The Philippines Department of Justice – Office of Cybercrime (DOJ-OOC), in partnership with the Council of Europe and the European Union, under Global Action on Cybercrime Extended (GLACY+) Project, spearheaded the conduct of the International Workshop On Judicial Training Strategies On Cybercrime and Electronic Evidence on 12-14 December 2017 at the Marco Polo Hotel in Cebu City.

The workshop aims to equip judges, magistrates, and prosecutors with relevant knowledge to fulfil their roles effectively to keep up with the ever increasing challenges posed by the rise of crimes committed by, through, or with the use of computer systems.

Representatives of judicial authorities, prosecution service, and relevant training academies and judicial institutions from the member-countries of the Global Action on Cybercrime Extended (GLACY+) and the Association of South East Asian Nations (ASEAN) attended the event, namely: Brunei, Costa Rica, Dominican Republic, Ghana, Mauritius, Morocco, Myanmar, Nigeria, Philippines, Senegal, Singapore, Sri Lanka, Thailand, and Tonga.

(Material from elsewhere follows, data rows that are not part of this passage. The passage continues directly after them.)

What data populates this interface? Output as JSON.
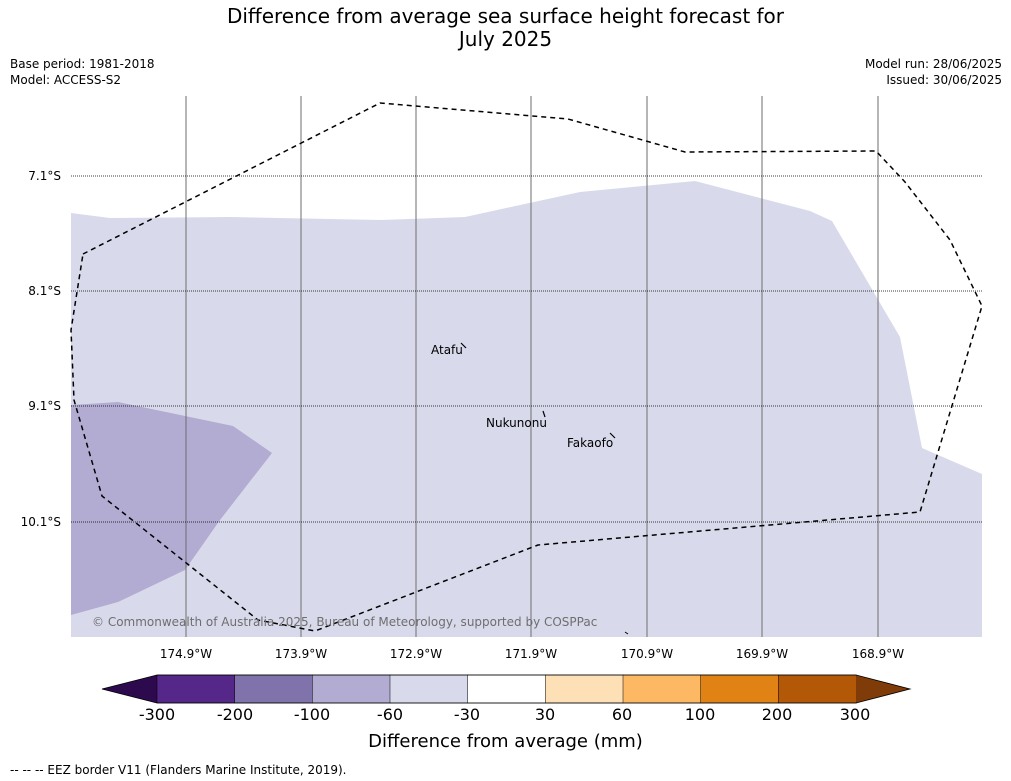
{
  "title": {
    "line1": "Difference from average sea surface height forecast for",
    "line2": "July 2025"
  },
  "meta_left": {
    "base_period": "Base period: 1981-2018",
    "model": "Model: ACCESS-S2"
  },
  "meta_right": {
    "model_run": "Model run: 28/06/2025",
    "issued": "Issued: 30/06/2025"
  },
  "lat_labels": [
    "7.1°S",
    "8.1°S",
    "9.1°S",
    "10.1°S"
  ],
  "lon_labels": [
    "174.9°W",
    "173.9°W",
    "172.9°W",
    "171.9°W",
    "170.9°W",
    "169.9°W",
    "168.9°W"
  ],
  "places": [
    "Atafu",
    "Nukunonu",
    "Fakaofo"
  ],
  "copyright": "© Commonwealth of Australia 2025, Bureau of Meteorology, supported by COSPPac",
  "colorbar": {
    "ticks": [
      "-300",
      "-200",
      "-100",
      "-60",
      "-30",
      "30",
      "60",
      "100",
      "200",
      "300"
    ],
    "bin_colors": [
      "#2d0a4e",
      "#542788",
      "#8073ac",
      "#b2abd2",
      "#d8daeb",
      "#ffffff",
      "#fee0b6",
      "#fdb863",
      "#e08214",
      "#b35806",
      "#7f3b08"
    ],
    "title": "Difference from average (mm)"
  },
  "footnote": "--  --  -- EEZ border V11 (Flanders Marine Institute, 2019).",
  "fields": [
    {
      "class": "-60 to -30 mm",
      "color": "#d8daeb"
    },
    {
      "class": "-100 to -60 mm",
      "color": "#b2abd2"
    }
  ]
}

The event is set to provide an opportunity to discuss judicial training programmes and identify international best practices, key principles to design, implement, develop and assess training strategies on cybercrime and electronic evidence.

By the end of the three-day event, it is expected that participants will enhance knowledge on how to build, enact and assess an effective and sustainable judicial training strategy on cybercrime and electronic evidence; identify key requirements, challenges and best practices in the implementation of capacity building programmes dedicated to judges, magistrates and prosecutors; and provide inputs and contribute to further developing the existing judicial training programmes available.    

The Philippines is the first country in the ASEAN Region to be enrolled in the accession process to the Budapest Convention and is considered as a regional best practice in raising awareness on international standards to strengthen the response of the criminal justice authorities to the growing threat of cybercrime and cyber-related crimes.